Der Politologe Oskar Niedermayer über die Ergebnisse der Sondierungen, wie Martin Schulz die SPD auf Groko-Kurs bekommen könnte und was für ein Ministeramt Seehofer anstreben könnte.

Interview von Lars Langenau

Oskar Niedermayer, 65, ist emeritierter Professor für Politikwissenschaften am Otto-Suhr-Institut an der FU Berlin. Schwerpunkte seiner Forschung sind Parteien, politische Einstellungen und Wahlen.

SZ: Herr Niedermayer, hat die Pressekonferenz der drei Parteivorsitzenden von CDU, CSU und SPD nach den Sondierungen Ihnen Aufbruch vermittelt?

Oskar Niedermayer: Die mehr als 24 Stunden der Verhandlungen sind an die physischen Grenzen gegangen. Danach sahen Angela Merkel, Horst Seehofer und Martin Schulz nicht mehr frisch genug aus, um einen Aufbruch zu vermitteln.

Wird es denn eine erneute große Koalition geben oder wird die SPD-Basis dem nicht zustimmen?

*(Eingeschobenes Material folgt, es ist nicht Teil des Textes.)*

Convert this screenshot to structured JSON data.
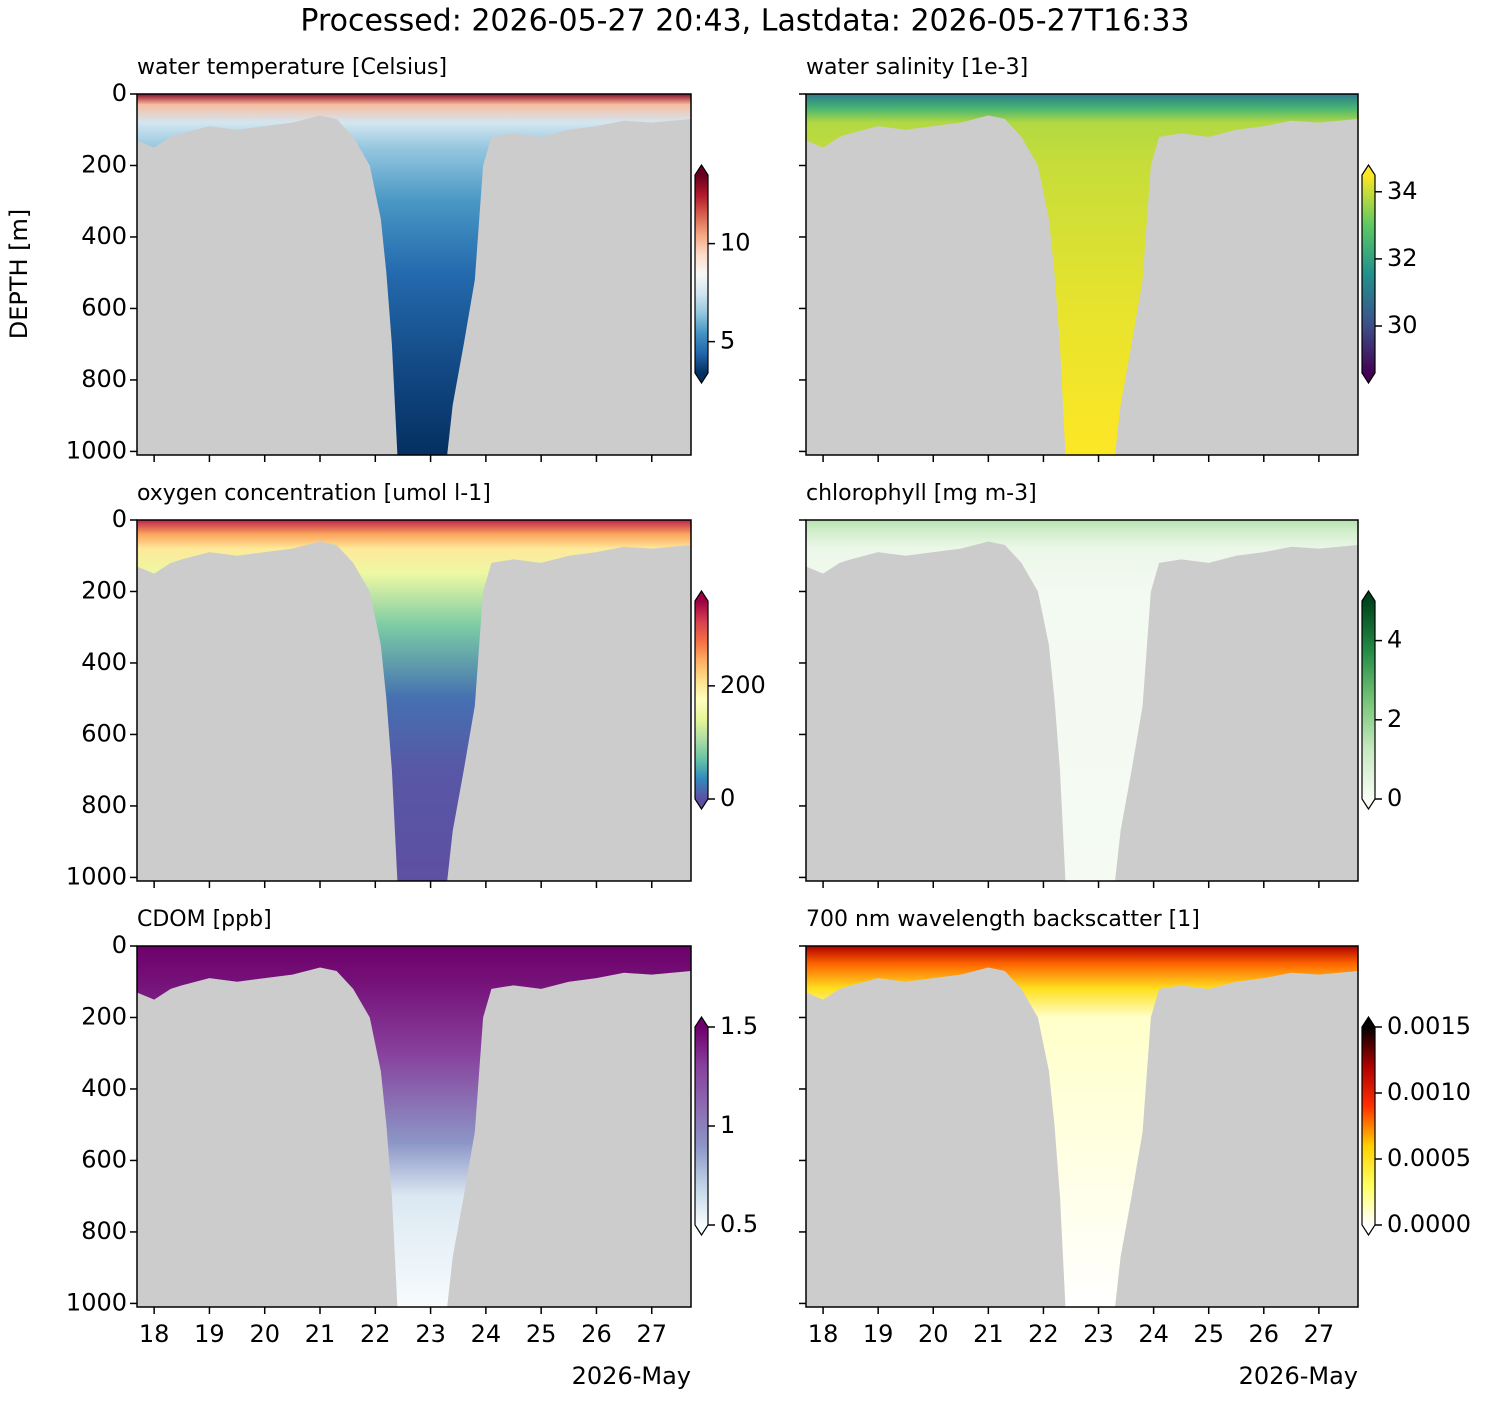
{
  "title": "Processed: 2026-05-27 20:43, Lastdata: 2026-05-27T16:33",
  "section": {
    "x": [
      17.69,
      18.0,
      18.3,
      18.5,
      19.0,
      19.5,
      20.0,
      20.5,
      21.0,
      21.3,
      21.6,
      21.9,
      22.1,
      22.2,
      22.3,
      22.4,
      23.3,
      23.4,
      23.6,
      23.8,
      23.95,
      24.1,
      24.5,
      25.0,
      25.5,
      26.0,
      26.5,
      27.0,
      27.71
    ],
    "bottom_depth": [
      130,
      150,
      120,
      110,
      90,
      100,
      90,
      80,
      60,
      70,
      120,
      200,
      350,
      500,
      700,
      1010,
      1010,
      870,
      700,
      520,
      200,
      120,
      110,
      120,
      100,
      90,
      75,
      80,
      70
    ]
  },
  "chart_data": [
    {
      "type": "heatmap",
      "title": "water temperature [Celsius]",
      "ylabel": "DEPTH [m]",
      "ylim": [
        0,
        1010
      ],
      "yticks": [
        0,
        200,
        400,
        600,
        800,
        1000
      ],
      "xlim": [
        17.69,
        27.71
      ],
      "xticks": [
        18,
        19,
        20,
        21,
        22,
        23,
        24,
        25,
        26,
        27
      ],
      "show_xtick_labels": false,
      "show_ytick_labels": true,
      "colorbar": {
        "lim": [
          3.4,
          13.5
        ],
        "ticks": [
          5,
          10
        ],
        "colors": [
          "#053061",
          "#2166ac",
          "#4393c3",
          "#92c5de",
          "#d1e5f0",
          "#f7f7f7",
          "#fddbc7",
          "#f4a582",
          "#d6604d",
          "#b2182b",
          "#67001f"
        ]
      },
      "profile": {
        "depth": [
          0,
          30,
          80,
          150,
          300,
          500,
          800,
          1010
        ],
        "values": [
          13,
          10,
          7.5,
          6.5,
          5.5,
          4.5,
          3.8,
          3.4
        ]
      }
    },
    {
      "type": "heatmap",
      "title": "water salinity [1e-3]",
      "ylim": [
        0,
        1010
      ],
      "yticks": [
        0,
        200,
        400,
        600,
        800,
        1000
      ],
      "xlim": [
        17.69,
        27.71
      ],
      "xticks": [
        18,
        19,
        20,
        21,
        22,
        23,
        24,
        25,
        26,
        27
      ],
      "show_xtick_labels": false,
      "show_ytick_labels": false,
      "colorbar": {
        "lim": [
          28.6,
          34.5
        ],
        "ticks": [
          30,
          32,
          34
        ],
        "colors": [
          "#440154",
          "#3b528b",
          "#21918c",
          "#5ec962",
          "#fde725"
        ]
      },
      "profile": {
        "depth": [
          0,
          40,
          80,
          200,
          600,
          1010
        ],
        "values": [
          31,
          32.5,
          33.8,
          34.0,
          34.3,
          34.6
        ]
      }
    },
    {
      "type": "heatmap",
      "title": "oxygen concentration [umol l-1]",
      "ylim": [
        0,
        1010
      ],
      "yticks": [
        0,
        200,
        400,
        600,
        800,
        1000
      ],
      "xlim": [
        17.69,
        27.71
      ],
      "xticks": [
        18,
        19,
        20,
        21,
        22,
        23,
        24,
        25,
        26,
        27
      ],
      "show_xtick_labels": false,
      "show_ytick_labels": true,
      "colorbar": {
        "lim": [
          0,
          350
        ],
        "ticks": [
          0,
          200
        ],
        "colors": [
          "#5e4fa2",
          "#3288bd",
          "#66c2a5",
          "#abdda4",
          "#e6f598",
          "#ffffbf",
          "#fee08b",
          "#fdae61",
          "#f46d43",
          "#d53e4f",
          "#9e0142"
        ]
      },
      "profile": {
        "depth": [
          0,
          40,
          80,
          150,
          300,
          500,
          700,
          1010
        ],
        "values": [
          330,
          250,
          200,
          150,
          80,
          20,
          5,
          0
        ]
      }
    },
    {
      "type": "heatmap",
      "title": "chlorophyll [mg m-3]",
      "ylim": [
        0,
        1010
      ],
      "yticks": [
        0,
        200,
        400,
        600,
        800,
        1000
      ],
      "xlim": [
        17.69,
        27.71
      ],
      "xticks": [
        18,
        19,
        20,
        21,
        22,
        23,
        24,
        25,
        26,
        27
      ],
      "show_xtick_labels": false,
      "show_ytick_labels": false,
      "colorbar": {
        "lim": [
          0,
          5
        ],
        "ticks": [
          0,
          2,
          4
        ],
        "colors": [
          "#f7fcf5",
          "#c7e9c0",
          "#74c476",
          "#238b45",
          "#00441b"
        ]
      },
      "profile": {
        "depth": [
          0,
          30,
          80,
          200,
          1010
        ],
        "values": [
          1.5,
          1,
          0.3,
          0.1,
          0.05
        ]
      }
    },
    {
      "type": "heatmap",
      "title": "CDOM [ppb]",
      "xlabel": "2026-May",
      "ylim": [
        0,
        1010
      ],
      "yticks": [
        0,
        200,
        400,
        600,
        800,
        1000
      ],
      "xlim": [
        17.69,
        27.71
      ],
      "xticks": [
        18,
        19,
        20,
        21,
        22,
        23,
        24,
        25,
        26,
        27
      ],
      "show_xtick_labels": true,
      "show_ytick_labels": true,
      "colorbar": {
        "lim": [
          0.5,
          1.5
        ],
        "ticks": [
          0.5,
          1.0,
          1.5
        ],
        "colors": [
          "#f7fcfd",
          "#bfd3e6",
          "#8c96c6",
          "#8c6bb1",
          "#88419d",
          "#6e016b"
        ]
      },
      "profile": {
        "depth": [
          0,
          100,
          300,
          550,
          700,
          1010
        ],
        "values": [
          1.5,
          1.45,
          1.3,
          0.9,
          0.6,
          0.5
        ]
      }
    },
    {
      "type": "heatmap",
      "title": "700 nm wavelength backscatter [1]",
      "xlabel": "2026-May",
      "ylim": [
        0,
        1010
      ],
      "yticks": [
        0,
        200,
        400,
        600,
        800,
        1000
      ],
      "xlim": [
        17.69,
        27.71
      ],
      "xticks": [
        18,
        19,
        20,
        21,
        22,
        23,
        24,
        25,
        26,
        27
      ],
      "show_xtick_labels": true,
      "show_ytick_labels": false,
      "colorbar": {
        "lim": [
          0,
          0.0015
        ],
        "ticks": [
          {
            "value": 0,
            "label": "0.0000"
          },
          {
            "value": 0.0005,
            "label": "0.0005"
          },
          {
            "value": 0.001,
            "label": "0.0010"
          },
          {
            "value": 0.0015,
            "label": "0.0015"
          }
        ],
        "colors": [
          "#ffffff",
          "#ffff60",
          "#ffd000",
          "#ff3000",
          "#b00000",
          "#000000"
        ]
      },
      "profile": {
        "depth": [
          0,
          50,
          120,
          200,
          1010
        ],
        "values": [
          0.0012,
          0.0008,
          0.0005,
          0.0001,
          0
        ]
      }
    }
  ]
}
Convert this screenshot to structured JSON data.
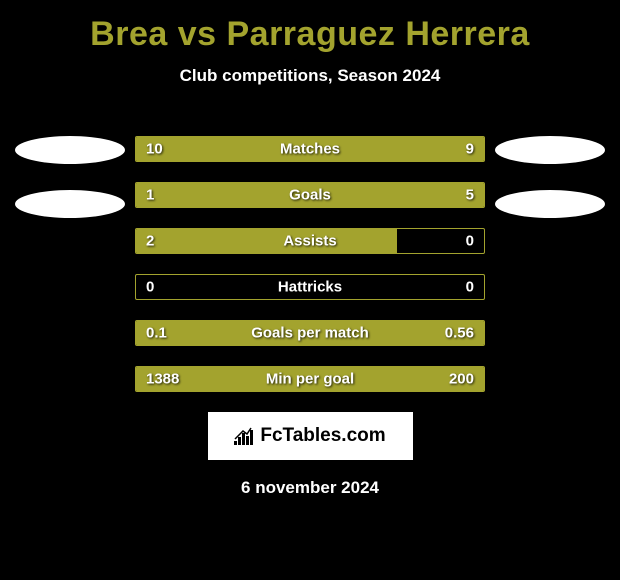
{
  "title": "Brea vs Parraguez Herrera",
  "subtitle": "Club competitions, Season 2024",
  "date": "6 november 2024",
  "logo_text": "FcTables.com",
  "colors": {
    "background": "#000000",
    "accent": "#a3a32e",
    "text": "#ffffff",
    "logo_bg": "#ffffff",
    "logo_text": "#000000"
  },
  "bars": [
    {
      "label": "Matches",
      "left_value": "10",
      "right_value": "9",
      "left_pct": 100,
      "right_pct": 0
    },
    {
      "label": "Goals",
      "left_value": "1",
      "right_value": "5",
      "left_pct": 17,
      "right_pct": 83
    },
    {
      "label": "Assists",
      "left_value": "2",
      "right_value": "0",
      "left_pct": 75,
      "right_pct": 0
    },
    {
      "label": "Hattricks",
      "left_value": "0",
      "right_value": "0",
      "left_pct": 0,
      "right_pct": 0
    },
    {
      "label": "Goals per match",
      "left_value": "0.1",
      "right_value": "0.56",
      "left_pct": 0,
      "right_pct": 100
    },
    {
      "label": "Min per goal",
      "left_value": "1388",
      "right_value": "200",
      "left_pct": 0,
      "right_pct": 100
    }
  ]
}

Wir müssen bei der Basis zwischen den Delegierten für den anstehenden SPD-Parteitag und den einfachen Mitgliedern unterscheiden: Die mittlere Führungsschicht der SPD vertritt eher die reine Lehre als die einfachen Mitglieder. Deshalb wird die größere Hürde für Martin Schulz eher der Parteitag am Sonntag in einer Woche sein als die anschließende Mitgliederentscheidung. Falls die Mehrheit des linken Teils der Parteitagsdelegierten dafür stimmt, sehe ich auch keine großen Probleme bei den einfachen Mitgliedern, dass sie sich für eine große Koalition entscheiden werden. Allerdings sehe ich beim Parteitag noch große Fragezeichen.

Merkel sagt, die Ergebnisse der Sondierungen seien ein "Papier des Gebens und Nehmens", Seehofer sagt, er sei "hochzufrieden" und es sei ein Signal an die Politik, dass es kein Weiter so geben werde. Die SPD beansprucht für sich, 60 inhaltliche Punkte aus dem SPD-Parteitagsbeschluss durchgesetzt zu haben. Wie bewerten Sie das?

Alle haben Federn gelassen, aber alle konnten sich auch in bestimmten Kernbereichen durchsetzen. Auch wenn es kein dramatischer Neuanfang ist, ist es das, was bei gutem Willen erreichbar war. Gerade die CSU konnte sich bei den Einschränkungen für die Flüchtlinge durchsetzen und die SPD-Forderung nach einem höheren Spitzensteuersatz verhindern. Die SPD kann ein künftiges Einwanderungsgesetz, eine Grundrente, die Aufhebung des Kooperationsverbots für die Schulen, die Rückkehr zur paritätischen Finanzierung in der gesetzlichen Krankenversicherung, jedoch keine Bürgerversicherung, als Erfolg verkaufen. Die Parteiführungen können damit leben, die große Frage jedoch ist, ob die Mehrheit der SPD-Funktionäre damit leben kann.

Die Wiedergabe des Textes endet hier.